Former Massachusetts Gov. Deval Patrick has dropped out of the Democratic presidential race after failing to claim even 1 percent in the New Hampshire primary.

Patrick was a late entry to an already-crowded field, and he struggled to gain traction for his candidacy. He never topped 1 percent in FiveThirtyEight’s national polling average, and in South Carolina, according to FiveThirtyEight, he was polling at one-tenth of a percent before ending his campaign.

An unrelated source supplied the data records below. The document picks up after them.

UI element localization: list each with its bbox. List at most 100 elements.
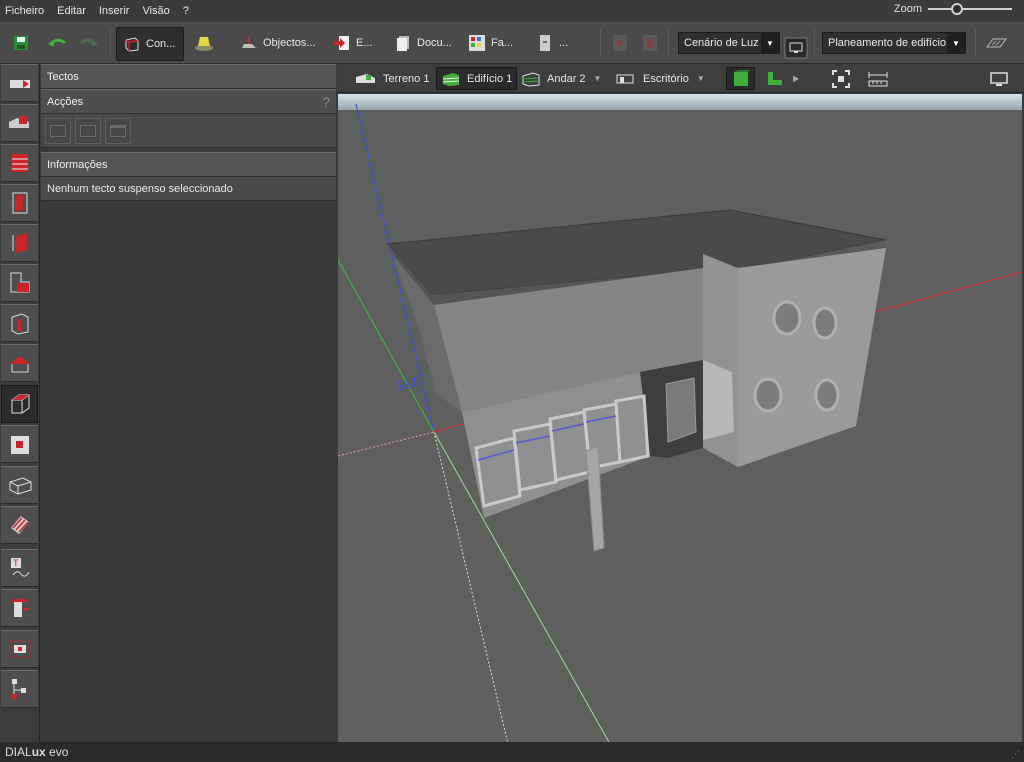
ceiling-icon xyxy=(11,394,29,414)
construct-button[interactable]: Con... xyxy=(116,27,184,61)
panel-title-bar: Tectos xyxy=(41,64,336,89)
room-tool[interactable] xyxy=(1,224,38,262)
display-button[interactable] xyxy=(985,67,1013,90)
zoom-slider[interactable] xyxy=(928,3,1012,15)
terrain-tool[interactable] xyxy=(1,104,38,142)
light-scene-settings-button[interactable] xyxy=(784,31,808,65)
export-button[interactable]: E... xyxy=(327,26,379,60)
porthole-window[interactable] xyxy=(753,377,783,413)
room-tab[interactable]: Escritório ▼ xyxy=(611,67,709,90)
floor-label: Andar 2 xyxy=(547,72,586,85)
more-button[interactable]: ... xyxy=(530,26,574,60)
floor-tab[interactable]: Andar 2 ▼ xyxy=(517,67,605,90)
chevron-right-icon[interactable]: ▶ xyxy=(793,74,799,83)
stop-button[interactable] xyxy=(640,26,660,60)
ground-plane-button[interactable] xyxy=(984,26,1008,60)
terrain-tab[interactable]: Terreno 1 xyxy=(351,67,433,90)
ceiling-action-3-button[interactable] xyxy=(105,117,131,144)
porthole-window[interactable] xyxy=(812,306,838,340)
measure-button[interactable] xyxy=(863,67,893,90)
documents-button[interactable]: Docu... xyxy=(388,26,458,60)
actions-toolbar xyxy=(41,114,336,148)
menu-inserir[interactable]: Inserir xyxy=(99,5,130,17)
documents-icon xyxy=(397,36,409,51)
scene-canvas[interactable]: Sa1 xyxy=(338,94,1022,742)
properties-panel: Tectos Acções ? Informações Nenhum tecto… xyxy=(41,64,336,742)
panel-icon xyxy=(110,124,126,137)
floor-plan-button[interactable]: ▶ xyxy=(761,67,803,90)
block-front-wall[interactable] xyxy=(738,248,886,467)
column-icon xyxy=(11,313,28,335)
menu-help[interactable]: ? xyxy=(183,5,189,17)
info-message-row: Nenhum tecto suspenso seleccionado xyxy=(41,177,336,201)
chevron-down-icon[interactable]: ▼ xyxy=(947,33,965,53)
stairs-icon xyxy=(9,477,31,495)
building-tool[interactable] xyxy=(1,144,38,182)
chevron-down-icon[interactable]: ▼ xyxy=(761,33,779,53)
3d-viewport[interactable]: Sa1 xyxy=(338,94,1022,742)
glass-window[interactable] xyxy=(512,422,558,492)
beam-tool[interactable] xyxy=(1,506,38,544)
panel-title: Tectos xyxy=(47,70,79,83)
save-button[interactable] xyxy=(12,26,30,60)
chevron-down-icon[interactable]: ▼ xyxy=(594,74,602,83)
actions-section[interactable]: Acções ? xyxy=(41,89,336,114)
beam-icon xyxy=(10,516,29,534)
3d-view-button[interactable] xyxy=(726,67,755,90)
menu-ficheiro[interactable]: Ficheiro xyxy=(5,5,44,17)
text-tool[interactable]: T xyxy=(1,549,38,587)
light-button[interactable] xyxy=(193,26,215,60)
building-tab[interactable]: Edifício 1 xyxy=(436,67,518,90)
zoom-label: Zoom xyxy=(893,3,922,15)
redo-button[interactable] xyxy=(78,26,100,60)
play-button[interactable] xyxy=(610,26,630,60)
help-icon[interactable]: ? xyxy=(322,94,330,110)
stair-tool[interactable] xyxy=(1,466,38,504)
panel-icon xyxy=(50,124,66,137)
light-scene-select[interactable]: Cenário de Luz 1 ▼ xyxy=(678,32,780,54)
porthole-window[interactable] xyxy=(772,300,802,336)
play-icon xyxy=(613,35,627,51)
monitor-icon xyxy=(784,37,808,59)
door-panel[interactable] xyxy=(703,360,734,440)
menu-editar[interactable]: Editar xyxy=(57,5,86,17)
glass-window[interactable] xyxy=(614,394,650,464)
objects-button[interactable]: Objectos... xyxy=(234,26,322,60)
roof-tool[interactable] xyxy=(1,344,38,382)
toolbar-divider xyxy=(668,28,669,58)
frame-tool[interactable] xyxy=(1,630,38,668)
resize-grip-icon[interactable]: ⋰ xyxy=(1011,749,1020,760)
info-section[interactable]: Informações xyxy=(41,152,336,177)
planning-select[interactable]: Planeamento de edifício... ▼ xyxy=(822,32,966,54)
undo-button[interactable] xyxy=(46,26,68,60)
import-tool[interactable] xyxy=(1,64,38,102)
main-toolbar: Con... Objectos... E... Docu... Fa... ..… xyxy=(0,22,1024,64)
fit-view-button[interactable] xyxy=(827,67,855,90)
hierarchy-tool[interactable] xyxy=(1,670,38,708)
ceiling-action-2-button[interactable] xyxy=(75,117,101,144)
cube-icon xyxy=(733,69,750,86)
floor-plan-icon xyxy=(768,71,782,85)
opening-icon xyxy=(10,436,29,454)
section-icon xyxy=(11,599,29,617)
menu-bar: Ficheiro Editar Inserir Visão ? Zoom xyxy=(0,0,1024,22)
glass-window[interactable] xyxy=(474,436,522,508)
chevron-down-icon[interactable]: ▼ xyxy=(697,74,705,83)
wall-tool[interactable] xyxy=(1,184,38,222)
opening-tool[interactable] xyxy=(1,425,38,463)
objects-icon xyxy=(242,37,256,48)
toolbar-divider xyxy=(975,28,976,58)
terrain-label: Terreno 1 xyxy=(383,72,430,85)
column-tool[interactable] xyxy=(1,304,38,342)
ceiling-tool[interactable] xyxy=(1,385,38,423)
porthole-window[interactable] xyxy=(814,378,840,412)
zoom-slider-knob[interactable] xyxy=(951,3,964,15)
stop-icon xyxy=(643,35,657,51)
planning-value: Planeamento de edifício... xyxy=(828,37,956,49)
facades-button[interactable]: Fa... xyxy=(462,26,519,60)
building-label: Edifício 1 xyxy=(467,72,513,85)
section-tool[interactable] xyxy=(1,589,38,627)
menu-visao[interactable]: Visão xyxy=(142,5,169,17)
floor-tool[interactable] xyxy=(1,264,38,302)
ceiling-action-1-button[interactable] xyxy=(45,117,71,144)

A moderate, Patrick emphasized his extensive experience in government, as the two-term governor of Massachusetts, and in business, including with the private equity firm Bain Capital. He presented himself as an alternative to fellow candidates former Vice President Joe Biden, former South Bend, Indiana, Mayor Pete Buttigieg, and Minnesota Sen. Amy Klobuchar, but found little room to run in a crowded moderate lane.

Patrick also hoped his biography would distinguish him from the rest of the field. The former governor grew up in a low-income household on the South Side of Chicago and was the first in his family to attend college; he eventually earned a law degree from Harvard University.

Patrick announced that he was suspending his campaign in a statement to supporters Wednesday morning.

He said that his disappointing finish in New Hampshire was “not enough for us to create the practical wind at the campaign’s back to go on to the next round of voting.”

Patrick was once seen as a strong candidate but entered the race too late

Patrick considered entering the race as far back as August 2017; then, Edward-Isaac Dovere of Politico reported that “Barack Obama is nudging him to run” and referred to Patrick as “Obama world’s clear and away 2020 favorite.” However, his wife’s cancer diagnosis, among other factors, derailed any plans he might have had for an early entry into the race.

“I planned on announcing a year ago,” Patrick said in a recent campaign video, “but life had other ideas.”

It took him until November 14, 2019 — less than three months from the Iowa caucuses — to finally announce his candidacy.

Now cancer-free, Diane Patrick says she urged her husband to jump into the race. Because of his late entry, his campaign focused much of its energy on New Hampshire — which neighbors Patrick’s adopted home state of Massachusetts — and on South Carolina, rather than going all-in on Iowa like many of his rivals.

Patrick’s entry into the race may have been in part precipitated by concerns from the Democratic donor class: Politico reported in early November, days before Patrick announced, that “top Democratic donors became increasingly concerned with the field,” and particularly with Biden’s capacity to serve as the party’s moderate standard-bearer.

Nonetheless, many in the Democratic Party worried — perhaps rightly, following Patrick’s early exit from the race — that it was simply too late for a new face to join the field.

“I think Deval Patrick makes an excellent candidate,” South Carolina state Sen. Marlon Kimpson told the New York Times in November. “However, I am very, very concerned that he simply will not have enough time to make the case in the state of South Carolina.”

According to Patrick’s campaign manager Abe Rakov, Patrick hoped to overperform expectations in New Hampshire to gain momentum before the South Carolina primary later in the month; that momentum, however, never appeared.

An uncertain future

Patrick’s political future is unclear. Before entering the race, he was a managing director at Bain Capital. Now, though his candidacy never took off, his name could be in contention for vice president or for a Cabinet position.

The former Massachusetts governor hasn’t shown a strong affinity for the campaign trail, however, citing the “cruelty of our elections process” in his original decision not to enter the race, and he stepped away from politics for the better part of five years after his second term as governor — the only elected office he’s held — concluded in 2015.

“I believe that America is yearning for two things,” Patrick said in a statement announcing the end of his campaign. “Better outcomes and a better way.” But that belief wasn’t enough for him to catch on.

Patrick follows entrepreneur Andrew Yang and Colorado Sen. Michael Bennet out of the race, both of whom suspended their campaigns Tuesday night. His departure leaves eight candidates in contention for the Democratic nomination for president.